Species of flowering plant

Hibbertia glaberrima is a species of flowering plant in the family Dilleniaceae and is endemic to Central Australia. It is a glabrous, spreading shrub with oblong to lance-shaped leaves and yellow flowers borne singly in upper leaf axils, with 30 to 150 stamens arranged around three carpels.

==Description==
Hibbertia glaberrima is a glabrous, spreading shrub that typically grows to a height of 0.5–2 m. The leaves are linear-oblong to lance-shaped, mostly 30–100 mm long and 2–12 mm wide. The flowers are arranged singly in leaf axils on a peduncle 10-30 mm long, with a linear, leaf-like bract at the base of the sepal tube. The sepals are egg-shaped, 15–18 mm long and the petals are bright yellow. There are 30 to 150 stamens arranged around the three glabrous carpels, each carpel with six to nine ovules. Flowering occurs in most months with a peak from July to September.

==Taxonomy==
Hibbertia glaberrima was first formally described in 1862 by Ferdinand von Mueller in Fragmenta phytographiae Australiae. The specific epithet (glaberrima) means "wholly glabrous".
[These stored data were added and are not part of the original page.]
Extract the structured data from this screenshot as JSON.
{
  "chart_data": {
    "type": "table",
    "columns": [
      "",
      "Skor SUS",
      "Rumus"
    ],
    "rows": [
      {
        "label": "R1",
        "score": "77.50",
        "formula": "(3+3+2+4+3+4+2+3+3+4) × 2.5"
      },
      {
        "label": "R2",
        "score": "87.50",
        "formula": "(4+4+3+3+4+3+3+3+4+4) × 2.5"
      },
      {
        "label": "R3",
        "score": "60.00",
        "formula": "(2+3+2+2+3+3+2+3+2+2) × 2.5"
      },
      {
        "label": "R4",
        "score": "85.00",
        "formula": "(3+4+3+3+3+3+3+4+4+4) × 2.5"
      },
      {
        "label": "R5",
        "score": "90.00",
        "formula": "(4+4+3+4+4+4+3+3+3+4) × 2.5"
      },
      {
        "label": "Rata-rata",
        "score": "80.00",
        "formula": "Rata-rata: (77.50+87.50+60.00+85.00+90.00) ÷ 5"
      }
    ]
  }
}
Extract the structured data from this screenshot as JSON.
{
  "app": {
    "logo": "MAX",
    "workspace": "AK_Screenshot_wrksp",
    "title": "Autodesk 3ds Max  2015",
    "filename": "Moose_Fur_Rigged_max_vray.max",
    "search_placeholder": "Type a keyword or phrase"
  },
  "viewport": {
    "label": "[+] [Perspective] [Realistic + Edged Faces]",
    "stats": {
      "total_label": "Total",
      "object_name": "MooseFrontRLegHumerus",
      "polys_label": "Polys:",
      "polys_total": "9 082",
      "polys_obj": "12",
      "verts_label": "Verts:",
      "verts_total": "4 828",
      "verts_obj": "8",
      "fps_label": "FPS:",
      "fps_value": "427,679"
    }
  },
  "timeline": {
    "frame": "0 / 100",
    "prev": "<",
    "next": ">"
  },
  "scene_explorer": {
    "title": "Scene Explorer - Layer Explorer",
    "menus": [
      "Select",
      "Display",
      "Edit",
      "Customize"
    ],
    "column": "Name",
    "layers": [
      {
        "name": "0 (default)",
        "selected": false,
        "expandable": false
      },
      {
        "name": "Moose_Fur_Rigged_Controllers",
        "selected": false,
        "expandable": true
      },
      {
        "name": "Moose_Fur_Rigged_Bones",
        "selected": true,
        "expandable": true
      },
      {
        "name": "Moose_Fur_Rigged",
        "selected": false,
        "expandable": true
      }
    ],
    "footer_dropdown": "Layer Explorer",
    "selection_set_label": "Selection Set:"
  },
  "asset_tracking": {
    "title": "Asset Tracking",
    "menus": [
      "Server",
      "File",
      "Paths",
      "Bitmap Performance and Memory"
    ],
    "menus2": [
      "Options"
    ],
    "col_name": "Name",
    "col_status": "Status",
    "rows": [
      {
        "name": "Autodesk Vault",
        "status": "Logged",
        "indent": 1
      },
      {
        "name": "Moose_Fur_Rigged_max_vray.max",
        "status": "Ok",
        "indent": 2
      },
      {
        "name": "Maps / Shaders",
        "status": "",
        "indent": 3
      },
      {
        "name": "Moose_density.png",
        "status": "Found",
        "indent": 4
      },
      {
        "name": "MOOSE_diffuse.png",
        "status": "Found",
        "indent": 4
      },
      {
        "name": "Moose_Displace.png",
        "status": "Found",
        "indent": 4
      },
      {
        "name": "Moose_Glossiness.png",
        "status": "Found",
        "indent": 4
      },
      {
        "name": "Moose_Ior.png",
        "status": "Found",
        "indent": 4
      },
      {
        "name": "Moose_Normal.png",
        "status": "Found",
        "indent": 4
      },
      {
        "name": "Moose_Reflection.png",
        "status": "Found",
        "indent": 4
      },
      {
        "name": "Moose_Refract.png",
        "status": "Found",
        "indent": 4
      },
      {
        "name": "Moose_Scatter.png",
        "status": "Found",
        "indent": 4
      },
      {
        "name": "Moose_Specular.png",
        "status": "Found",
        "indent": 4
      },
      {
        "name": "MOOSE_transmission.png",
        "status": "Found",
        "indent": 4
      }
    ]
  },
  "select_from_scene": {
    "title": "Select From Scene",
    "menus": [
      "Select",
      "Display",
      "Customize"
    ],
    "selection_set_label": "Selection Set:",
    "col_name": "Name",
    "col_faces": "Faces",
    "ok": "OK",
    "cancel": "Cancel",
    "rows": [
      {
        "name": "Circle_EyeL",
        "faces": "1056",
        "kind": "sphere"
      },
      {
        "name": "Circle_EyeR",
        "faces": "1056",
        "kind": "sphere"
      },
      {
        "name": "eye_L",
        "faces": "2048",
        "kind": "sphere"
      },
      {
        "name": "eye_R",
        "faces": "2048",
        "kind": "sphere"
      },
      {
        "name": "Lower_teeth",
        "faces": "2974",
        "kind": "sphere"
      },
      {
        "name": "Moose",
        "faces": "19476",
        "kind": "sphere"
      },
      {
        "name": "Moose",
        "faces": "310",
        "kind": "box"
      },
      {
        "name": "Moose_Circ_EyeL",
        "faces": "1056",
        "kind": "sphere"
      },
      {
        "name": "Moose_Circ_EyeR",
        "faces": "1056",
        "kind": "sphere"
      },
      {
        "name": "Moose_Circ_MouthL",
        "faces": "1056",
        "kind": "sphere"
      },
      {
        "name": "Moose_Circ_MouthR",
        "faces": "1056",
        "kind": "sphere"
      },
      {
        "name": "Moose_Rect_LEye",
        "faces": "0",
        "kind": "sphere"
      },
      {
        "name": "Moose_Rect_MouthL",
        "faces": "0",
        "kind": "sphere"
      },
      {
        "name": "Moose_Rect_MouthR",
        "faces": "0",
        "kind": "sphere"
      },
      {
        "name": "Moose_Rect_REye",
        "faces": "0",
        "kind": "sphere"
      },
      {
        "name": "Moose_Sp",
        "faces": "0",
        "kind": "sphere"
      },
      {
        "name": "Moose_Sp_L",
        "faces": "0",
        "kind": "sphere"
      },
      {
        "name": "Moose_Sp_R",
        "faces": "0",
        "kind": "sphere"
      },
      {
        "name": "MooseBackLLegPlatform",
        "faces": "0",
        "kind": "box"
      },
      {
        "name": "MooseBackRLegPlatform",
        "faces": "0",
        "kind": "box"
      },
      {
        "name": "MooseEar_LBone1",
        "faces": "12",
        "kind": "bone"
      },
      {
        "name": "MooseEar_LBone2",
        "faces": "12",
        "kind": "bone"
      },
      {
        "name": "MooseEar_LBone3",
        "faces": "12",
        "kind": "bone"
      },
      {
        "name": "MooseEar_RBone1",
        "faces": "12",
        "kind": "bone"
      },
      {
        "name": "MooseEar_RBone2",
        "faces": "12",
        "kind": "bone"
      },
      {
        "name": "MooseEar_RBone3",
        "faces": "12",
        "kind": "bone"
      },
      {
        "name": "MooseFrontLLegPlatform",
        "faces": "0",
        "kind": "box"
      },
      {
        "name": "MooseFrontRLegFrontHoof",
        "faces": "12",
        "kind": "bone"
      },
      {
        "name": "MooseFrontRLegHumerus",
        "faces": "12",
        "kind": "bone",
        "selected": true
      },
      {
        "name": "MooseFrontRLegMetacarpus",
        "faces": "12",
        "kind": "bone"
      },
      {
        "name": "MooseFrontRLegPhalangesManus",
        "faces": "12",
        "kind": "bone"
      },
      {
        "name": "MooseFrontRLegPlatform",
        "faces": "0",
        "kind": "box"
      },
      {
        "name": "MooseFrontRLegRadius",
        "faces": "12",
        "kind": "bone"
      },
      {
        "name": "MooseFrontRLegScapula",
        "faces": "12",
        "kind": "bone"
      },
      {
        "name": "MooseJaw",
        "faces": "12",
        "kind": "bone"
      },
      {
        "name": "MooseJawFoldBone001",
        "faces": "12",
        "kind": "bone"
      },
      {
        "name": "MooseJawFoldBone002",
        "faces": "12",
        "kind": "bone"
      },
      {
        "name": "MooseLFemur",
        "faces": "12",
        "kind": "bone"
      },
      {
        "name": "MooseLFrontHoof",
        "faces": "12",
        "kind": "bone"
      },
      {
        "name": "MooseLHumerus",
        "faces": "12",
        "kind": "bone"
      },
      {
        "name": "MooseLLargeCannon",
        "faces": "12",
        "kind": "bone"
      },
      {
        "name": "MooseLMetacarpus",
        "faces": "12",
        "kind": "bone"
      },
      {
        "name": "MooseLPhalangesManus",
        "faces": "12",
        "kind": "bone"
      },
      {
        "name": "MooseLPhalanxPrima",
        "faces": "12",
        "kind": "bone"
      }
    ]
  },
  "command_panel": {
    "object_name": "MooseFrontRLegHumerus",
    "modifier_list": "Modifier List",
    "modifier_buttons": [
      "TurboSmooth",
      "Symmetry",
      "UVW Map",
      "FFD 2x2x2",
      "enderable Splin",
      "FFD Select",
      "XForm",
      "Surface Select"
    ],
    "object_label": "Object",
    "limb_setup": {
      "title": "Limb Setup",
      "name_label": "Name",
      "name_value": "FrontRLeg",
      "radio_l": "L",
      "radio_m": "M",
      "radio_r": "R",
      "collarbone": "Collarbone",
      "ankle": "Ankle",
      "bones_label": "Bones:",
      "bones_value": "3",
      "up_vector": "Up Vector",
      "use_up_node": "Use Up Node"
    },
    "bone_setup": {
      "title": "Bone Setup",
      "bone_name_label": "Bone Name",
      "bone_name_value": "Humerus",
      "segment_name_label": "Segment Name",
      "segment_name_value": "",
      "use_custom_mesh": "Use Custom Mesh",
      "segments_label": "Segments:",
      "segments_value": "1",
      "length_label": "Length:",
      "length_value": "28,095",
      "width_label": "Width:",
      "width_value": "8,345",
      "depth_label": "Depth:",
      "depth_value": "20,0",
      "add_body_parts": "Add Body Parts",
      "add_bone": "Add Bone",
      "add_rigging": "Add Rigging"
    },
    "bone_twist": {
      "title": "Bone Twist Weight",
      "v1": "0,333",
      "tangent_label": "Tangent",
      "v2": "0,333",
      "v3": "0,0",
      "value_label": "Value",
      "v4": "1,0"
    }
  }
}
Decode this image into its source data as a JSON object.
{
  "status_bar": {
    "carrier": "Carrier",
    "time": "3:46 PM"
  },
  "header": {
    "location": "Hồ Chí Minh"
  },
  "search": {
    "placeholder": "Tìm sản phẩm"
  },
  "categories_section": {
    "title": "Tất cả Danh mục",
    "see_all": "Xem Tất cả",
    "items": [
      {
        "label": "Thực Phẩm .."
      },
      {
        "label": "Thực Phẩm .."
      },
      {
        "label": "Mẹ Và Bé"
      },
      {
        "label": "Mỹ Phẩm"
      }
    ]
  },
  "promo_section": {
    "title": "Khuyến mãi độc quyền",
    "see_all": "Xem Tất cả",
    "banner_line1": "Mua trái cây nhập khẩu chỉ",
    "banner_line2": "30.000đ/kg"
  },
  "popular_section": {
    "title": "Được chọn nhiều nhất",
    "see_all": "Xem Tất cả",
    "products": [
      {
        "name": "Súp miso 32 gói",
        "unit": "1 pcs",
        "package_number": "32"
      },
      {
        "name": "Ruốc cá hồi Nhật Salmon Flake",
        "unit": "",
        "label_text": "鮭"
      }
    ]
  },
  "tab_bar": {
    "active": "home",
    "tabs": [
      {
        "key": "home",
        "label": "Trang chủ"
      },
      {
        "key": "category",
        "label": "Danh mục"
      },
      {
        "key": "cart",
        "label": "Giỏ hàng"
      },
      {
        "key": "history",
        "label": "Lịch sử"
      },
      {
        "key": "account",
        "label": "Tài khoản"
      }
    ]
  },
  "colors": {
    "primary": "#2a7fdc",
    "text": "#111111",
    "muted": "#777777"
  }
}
==Distribution and habitat==
Hibbertia glaberrima grows on rocky or gravelly ranges in the Pilbara biogeographic region of Western Australia, the far north-west of South Australia and in the southern part of the Northern Territory.

==Conservation status==
Hibbertia glaberrima is listed as "not threatened" by the Government of Western Australia Department of Parks and Wildlife.